Welle-Teilchen-Dualismus
- Light arrives in photonsnoch nicht geprüft
- Particles carry a de Broglie wavelengthnoch nicht geprüft
- Wave propagation in a mediumnoch nicht geprüft
Licht ist eine Welle. Das galt im 19. Jahrhundert als ausgemacht — Young und Fresnel hatten es begründet, Maxwells Elektrodynamik besiegelte es in den 1860ern. Doch 1905 behauptete Einstein, Licht komme in diskreten Portionen — Quanten, später Photonen genannt —, mit einer Energie E = hν proportional zur Frequenz. Anlass war der Photoeffekt: Wie viel Energie die herausgelösten Elektronen mitbekommen, hängt von der Frequenz des Lichts ab — nicht von seiner Intensität. Das Nobelkomitee sprach Einstein den Preis des Jahres 1921 zu — nicht für die Relativitätstheorie, sondern für die Arbeit zum Photoeffekt. In den 1920er Jahren drehte Louis de Broglie den Gedanken um: Wenn Wellen sich wie Teilchen verhalten können, dann können sich auch Teilchen wie Wellen verhalten. Und tatsächlich: Elektronen, Protonen, ganze Atome interferieren mit sich selbst. Der Welle-Teilchen-Dualismus — jedes Quantenobjekt ist beides — ist bis heute das zentrale Deutungsrätsel der Quantenmechanik.

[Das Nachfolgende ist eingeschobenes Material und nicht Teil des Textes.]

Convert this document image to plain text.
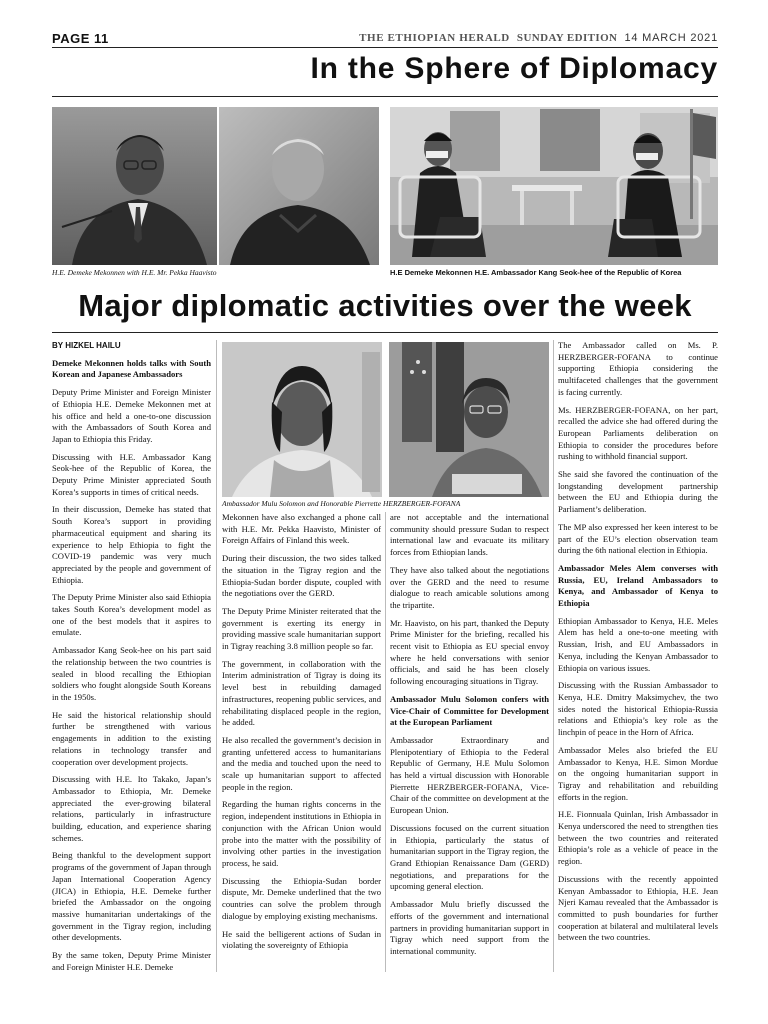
PAGE 11	THE ETHIOPIAN HERALD SUNDAY EDITION 14 MARCH 2021
In the Sphere of Diplomacy
H.E. Demeke Mekonnen with H.E. Mr. Pekka Haavisto	H.E Demeke Mekonnen H.E. Ambassador Kang Seok-hee of the Republic of Korea
Major diplomatic activities over the week
BY HIZKEL HAILU

Demeke Mekonnen holds talks with South Korean and Japanese Ambassadors

Deputy Prime Minister and Foreign Minister of Ethiopia H.E. Demeke Mekonnen met at his office and held a one-to-one discussion with the Ambassadors of South Korea and Japan to Ethiopia this Friday.

Discussing with H.E. Ambassador Kang Seok-hee of the Republic of Korea, the Deputy Prime Minister appreciated South Korea’s supports in times of critical needs.

In their discussion, Demeke has stated that South Korea’s support in providing pharmaceutical equipment and sharing its experience to help Ethiopia to fight the COVID-19 pandemic was very much appreciated by the people and government of Ethiopia.

The Deputy Prime Minister also said Ethiopia takes South Korea’s development model as one of the best models that it aspires to emulate.

Ambassador Kang Seok-hee on his part said the relationship between the two countries is sealed in blood recalling the Ethiopian soldiers who fought alongside South Koreans in the 1950s.

He said the historical relationship should further be strengthened with various engagements in addition to the existing relations in technology transfer and cooperation over development projects.

Discussing with H.E. Ito Takako, Japan’s Ambassador to Ethiopia, Mr. Demeke appreciated the ever-growing bilateral relations, particularly in infrastructure building, education, and experience sharing schemes.

Being thankful to the development support programs of the government of Japan through Japan International Cooperation Agency (JICA) in Ethiopia, H.E. Demeke further briefed the Ambassador on the ongoing massive humanitarian undertakings of the government in the Tigray region, including other developments.

By the same token, Deputy Prime Minister and Foreign Minister H.E. Demeke

Ambassador Mulu Solomon and Honorable Pierrette HERZBERGER-FOFANA

Mekonnen have also exchanged a phone call with H.E. Mr. Pekka Haavisto, Minister of Foreign Affairs of Finland this week.

During their discussion, the two sides talked the situation in the Tigray region and the Ethiopia-Sudan border dispute, coupled with the negotiations over the GERD.

The Deputy Prime Minister reiterated that the government is exerting its energy in providing massive scale humanitarian support in Tigray reaching 3.8 million people so far.

The government, in collaboration with the Interim administration of Tigray is doing its level best in rebuilding damaged infrastructures, reopening public services, and rehabilitating displaced people in the region, he added.

He also recalled the government’s decision in granting unfettered access to humanitarians and the media and touched upon the need to scale up humanitarian support to affected people in the region.

Regarding the human rights concerns in the region, independent institutions in Ethiopia in conjunction with the African Union would probe into the matter with the possibility of involving other parties in the investigation process, he said.

Discussing the Ethiopia-Sudan border dispute, Mr. Demeke underlined that the two countries can solve the problem through dialogue by employing existing mechanisms.

He said the belligerent actions of Sudan in violating the sovereignty of Ethiopia

are not acceptable and the international community should pressure Sudan to respect international law and evacuate its military forces from Ethiopian lands.

They have also talked about the negotiations over the GERD and the need to resume dialogue to reach amicable solutions among the tripartite.

Mr. Haavisto, on his part, thanked the Deputy Prime Minister for the briefing, recalled his recent visit to Ethiopia as EU special envoy where he held conversations with senior officials, and said he has been closely following encouraging situations in Tigray.

Ambassador Mulu Solomon confers with Vice-Chair of Committee for Development at the European Parliament

Ambassador Extraordinary and Plenipotentiary of Ethiopia to the Federal Republic of Germany, H.E Mulu Solomon has held a virtual discussion with Honorable Pierrette HERZBERGER-FOFANA, Vice-Chair of the committee on development at the European Union.

Discussions focused on the current situation in Ethiopia, particularly the status of humanitarian support in the Tigray region, the Grand Ethiopian Renaissance Dam (GERD) negotiations, and preparations for the upcoming general election.

Ambassador Mulu briefly discussed the efforts of the government and international partners in providing humanitarian support in Tigray which need support from the international community.

The Ambassador called on Ms. P. HERZBERGER-FOFANA to continue supporting Ethiopia considering the multifaceted challenges that the government is facing currently.

Ms. HERZBERGER-FOFANA, on her part, recalled the advice she had offered during the European Parliaments deliberation on Ethiopia to consider the procedures before rushing to withhold financial support.

She said she favored the continuation of the longstanding development partnership between the EU and Ethiopia during the Parliament’s deliberation.

The MP also expressed her keen interest to be part of the EU’s election observation team during the 6th national election in Ethiopia.

Ambassador Meles Alem converses with Russia, EU, Ireland Ambassadors to Kenya, and Ambassador of Kenya to Ethiopia

Ethiopian Ambassador to Kenya, H.E. Meles Alem has held a one-to-one meeting with Russian, Irish, and EU Ambassadors in Kenya, including the Kenyan Ambassador to Ethiopia on various issues.

Discussing with the Russian Ambassador to Kenya, H.E. Dmitry Maksimychev, the two sides noted the historical Ethiopia-Russia relations and Ethiopia’s key role as the linchpin of peace in the Horn of Africa.

Ambassador Meles also briefed the EU Ambassador to Kenya, H.E. Simon Mordue on the ongoing humanitarian support in Tigray and rehabilitation and rebuilding efforts in the region.

H.E. Fionnuala Quinlan, Irish Ambassador in Kenya underscored the need to strengthen ties between the two countries and reiterated Ethiopia’s role as a vehicle of peace in the region.

Discussions with the recently appointed Kenyan Ambassador to Ethiopia, H.E. Jean Njeri Kamau revealed that the Ambassador is committed to push boundaries for further cooperation at bilateral and multilateral levels between the two countries.
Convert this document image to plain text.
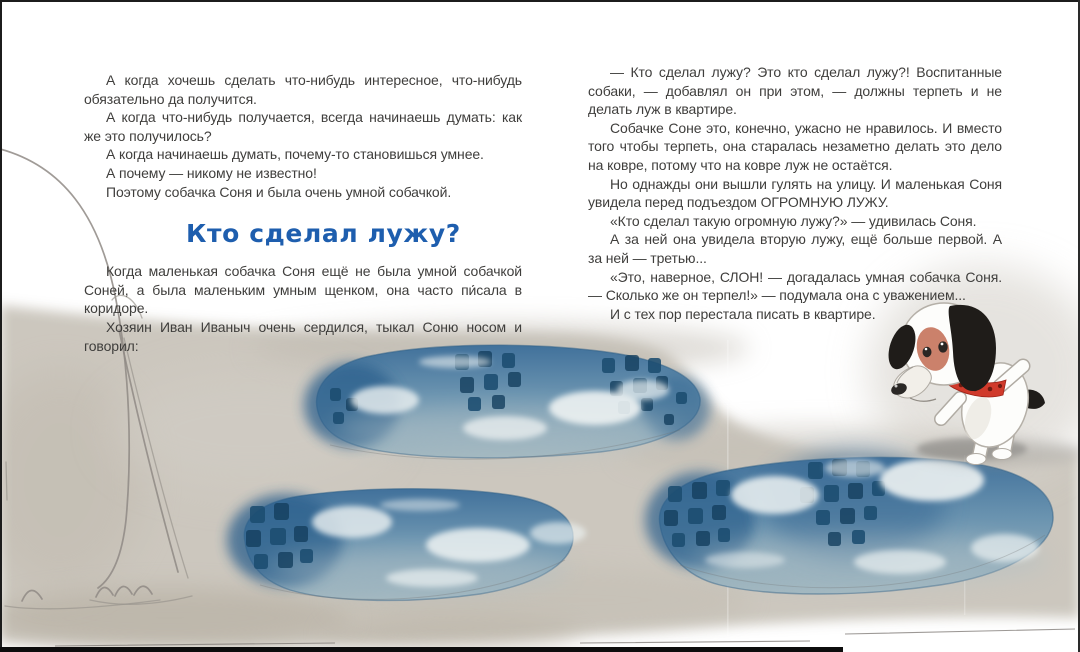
А когда хочешь сделать что-нибудь интересное, что-нибудь обязательно да получится.

А когда что-нибудь получается, всегда начинаешь думать: как же это получилось?

А когда начинаешь думать, почему-то становишься умнее.

А почему — никому не известно!

Поэтому собачка Соня и была очень умной собачкой.

Кто сделал лужу?

Когда маленькая собачка Соня ещё не была умной собачкой Соней, а была маленьким умным щенком, она часто пи́сала в коридоре.

Хозяин Иван Иваныч очень сердился, тыкал Соню носом и говорил:

— Кто сделал лужу? Это кто сделал лужу?! Воспитанные собаки, — добавлял он при этом, — должны терпеть и не делать луж в квартире.

Собачке Соне это, конечно, ужасно не нравилось. И вместо того чтобы терпеть, она старалась незаметно делать это дело на ковре, потому что на ковре луж не остаётся.

Но однажды они вышли гулять на улицу. И маленькая Соня увидела перед подъездом ОГРОМНУЮ ЛУЖУ.

«Кто сделал такую огромную лужу?» — удивилась Соня.

А за ней она увидела вторую лужу, ещё больше первой. А за ней — третью...

«Это, наверное, СЛОН! — догадалась умная собачка Соня. — Сколько же он терпел!» — подумала она с уважением...

И с тех пор перестала писать в квартире.
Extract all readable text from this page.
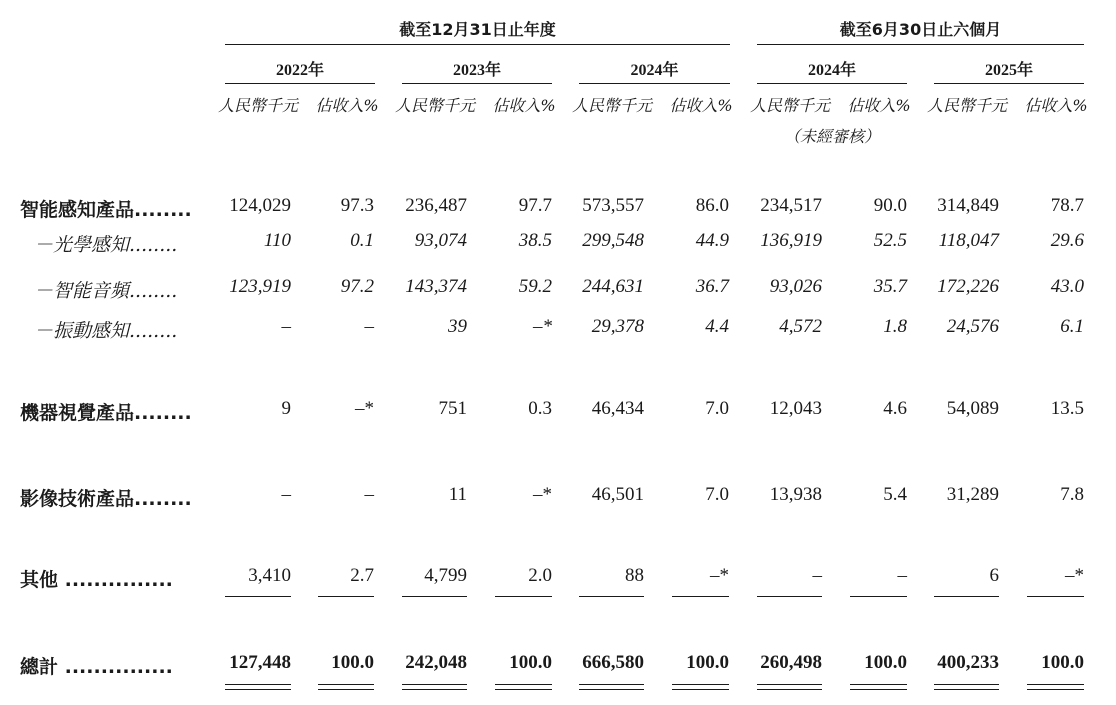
截至12月31日止年度	截至6月30日止六個月
2022年	2023年	2024年	2024年	2025年
人民幣千元 佔收入% 人民幣千元 佔收入% 人民幣千元 佔收入% 人民幣千元 佔收入% 人民幣千元 佔收入%
（未經審核）
智能感知產品........	124,029	97.3	236,487	97.7	573,557	86.0	234,517	90.0	314,849	78.7
－光學感知........	110	0.1	93,074	38.5	299,548	44.9	136,919	52.5	118,047	29.6
－智能音頻........	123,919	97.2	143,374	59.2	244,631	36.7	93,026	35.7	172,226	43.0
－振動感知........	–	–	39	–*	29,378	4.4	4,572	1.8	24,576	6.1
機器視覺產品........	9	–*	751	0.3	46,434	7.0	12,043	4.6	54,089	13.5
影像技術產品........	–	–	11	–*	46,501	7.0	13,938	5.4	31,289	7.8
其他 ...............	3,410	2.7	4,799	2.0	88	–*	–	–	6	–*
總計 ...............	127,448	100.0	242,048	100.0	666,580	100.0	260,498	100.0	400,233	100.0
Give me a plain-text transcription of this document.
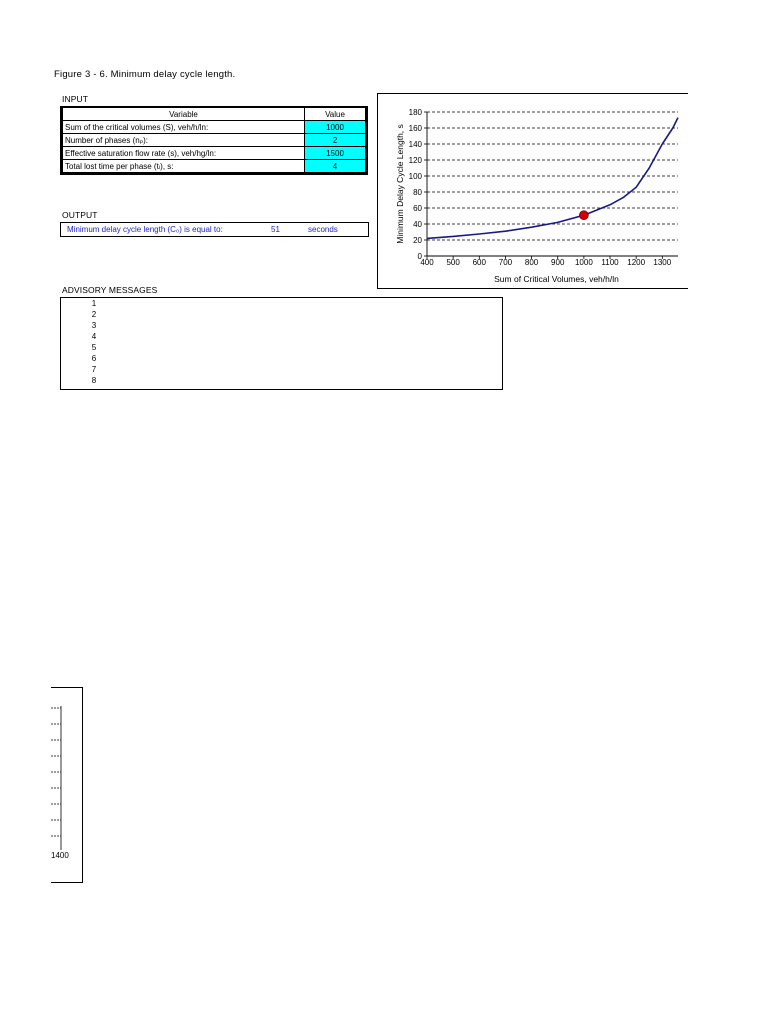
Figure 3 - 6. Minimum delay cycle length.
INPUT
Variable	Value
Sum of the critical volumes (S), veh/h/ln:	1000
Number of phases (nₚ):	2
Effective saturation flow rate (s), veh/hg/ln:	1500
Total lost time per phase (tₗ), s:	4
OUTPUT
Minimum delay cycle length (C₀) is equal to:	51	seconds
ADVISORY MESSAGES
1
2
3
4
5
6
7
8
0
20
40
60
80
100
120
140
160
180
400 500 600 700 800 900 1000 1100 1200 1300
Sum of Critical Volumes, veh/h/ln
Minimum Delay Cycle Length, s
1400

Licht zeigt Wellenverhalten — Interferenzmuster im Doppelspaltexperiment, Beugung, Polarisation — und zugleich Teilchenverhalten: Der Photoeffekt (Einstein, 1905) belegt diskrete Energiequanten, die Compton-Streuung (1923) belegt diskreten Impulsübertrag, und einzelne Photonen lassen sich eines nach dem anderen registrieren. Der Widerspruch löst sich, sobald man akzeptiert, dass Licht durch ein Quantenfeld beschrieben wird, dessen Anregungen sich als wellenartige Quanten zeigen — weder klassische Welle noch klassisches Teilchen, sondern ein Drittes. Auch Teilchen zeigen Wellenverhalten. Die Elektronenbeugung (Davisson-Germer, 1927) bestätigte de Broglies Hypothese: Ein Elektron mit Impuls p trägt die Wellenlänge λ = h/p. Neutronenbeugung und Atom-Interferometrie weiteten den Befund auf schwerere Objekte aus; die Molekül-Interferometrie wies Quanteninterferenz erst an C₆₀-Buckminsterfullerenen nach (1999), dann an Molekülen von über 25.000 Dalton (2019) — an Objekten, millionenfach schwerer als ein Elektron. Auf die Spitze treibt es das Doppelspaltexperiment mit einzelnen Teilchen: Schickt man Elektronen eines nach dem anderen los, wächst über viele Durchläufe ein Interferenzmuster heran, obwohl jedes einzelne als punktförmiger Einschlag ankam. Jedes Teilchen interferiert mit sich selbst. Prüft man nach, welchen Spalt es genommen hat, ist das Muster verschwunden — das Teilchen ist jetzt lokalisiert. Der Akt der Messung verändert das Ergebnis. Die Deutungsschulen — Kopenhagener Deutung, Viele-Welten, Bohmsche Mechanik, QBism — machen allesamt dieselben Vorhersagen und streiten nur darüber, was dabei eigentlich geschieht. Die Mathematik dagegen ist gesichert: Quantensysteme werden durch Wellenfunktionen beschrieben, deren Entwicklung die Schrödingergleichung regelt; die Messung liefert probabilistische Ergebnisse — gemäß der bornschen Regel.